Andreas Fellner treibt die Musiker der Niederrheinischen Sinfoniker zu Höchstleistungen an. Verstärkt durch die Mikrofone entsteht so ein unverzerrter Sound, der dem eines Kinosaals in nichts nachsteht. Großes Lob auch an die Tontechniker, die hier wirklich ganze Arbeit geleistet haben. Die Filmmusik von Carl Davis spart nicht mit Zitaten von Richard Wagner, Hector Berlioz oder Charles Gounod und hält die Spannung locker über die rund 100 Minuten, die der Film dauert. Die wenigen verpatzten Einsätze sind wohl eher dem Umstand geschuldet, dass die Musiker keine Sicht auf die Leinwand haben und Fellner nur ein vergleichsweise kleiner Monitor zur Verfügung steht. Hier hätte ein Verrücken der Bühne auf 70 Grad zur Leinwand möglicherweise Wunder gewirkt. Haarspalterei. Insbesondere das raffinierte Spiel von Karsten Seefing an der Orgel trägt ungemein zur Wirkung des Abends bei. Wenn diese Aufführung das Versprechen für die kommende Spielzeit war, haben die Niederrheinischen Sinfoniker die Messlatte sehr hoch gehängt.

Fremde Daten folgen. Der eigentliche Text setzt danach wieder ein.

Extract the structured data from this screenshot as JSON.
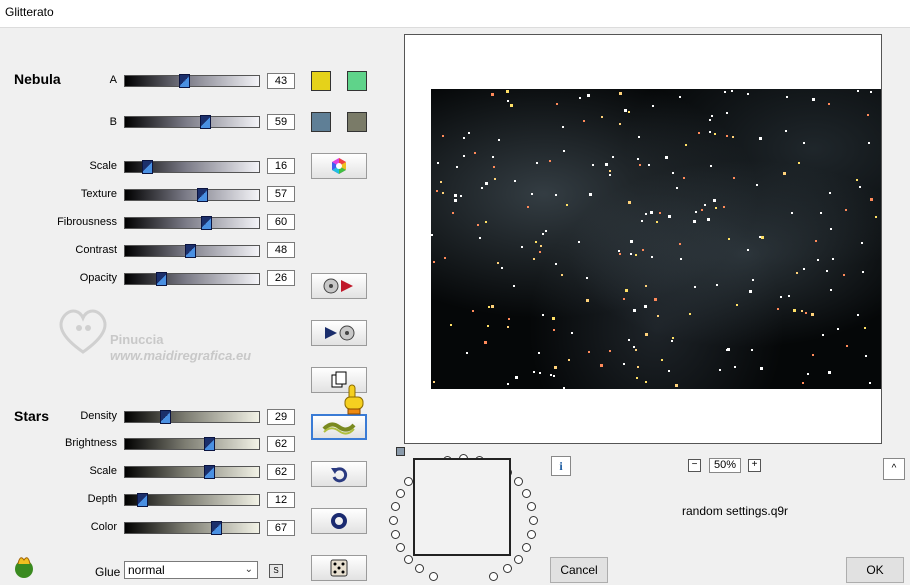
{
  "window": {
    "title": "Glitterato"
  },
  "nebula": {
    "title": "Nebula",
    "sliders": [
      {
        "label": "A",
        "value": 43
      },
      {
        "label": "B",
        "value": 59
      },
      {
        "label": "Scale",
        "value": 16
      },
      {
        "label": "Texture",
        "value": 57
      },
      {
        "label": "Fibrousness",
        "value": 60
      },
      {
        "label": "Contrast",
        "value": 48
      },
      {
        "label": "Opacity",
        "value": 26
      }
    ],
    "colors": {
      "a1": "#e5d21a",
      "a2": "#5fd38a",
      "b1": "#5f7f96",
      "b2": "#7a7b68"
    }
  },
  "stars": {
    "title": "Stars",
    "sliders": [
      {
        "label": "Density",
        "value": 29
      },
      {
        "label": "Brightness",
        "value": 62
      },
      {
        "label": "Scale",
        "value": 62
      },
      {
        "label": "Depth",
        "value": 12
      },
      {
        "label": "Color",
        "value": 67
      }
    ]
  },
  "glue": {
    "label": "Glue",
    "value": "normal",
    "s_label": "S"
  },
  "watermark": {
    "line1": "Pinuccia",
    "line2": "www.maidiregrafica.eu"
  },
  "zoom": {
    "value": "50%",
    "minus": "−",
    "plus": "+"
  },
  "preset": {
    "name": "random settings.q9r"
  },
  "buttons": {
    "cancel": "Cancel",
    "ok": "OK",
    "info": "i",
    "up": "^"
  }
}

Das Publikum springt förmlich von den Sitzen, als auf der Leinwand das „Finis“ auftaucht. Tosender und so berechtigter Beifall für das Orchester. Ein Fan langer Stummfilme wird wohl keiner geworden sein; dafür hat das Orchester sicher einige Anhänger dazu gewonnen. Und dass man inzwischen schaut, ob denn dieser Fellner wieder am Pult steht, ehe man sich für den Besuch einer Vorstellung entscheidet, ist ja auch nicht selbstverständlich. Aber ein Pfund, mit dem das Theater Krefeld Mönchengladbach wuchern kann.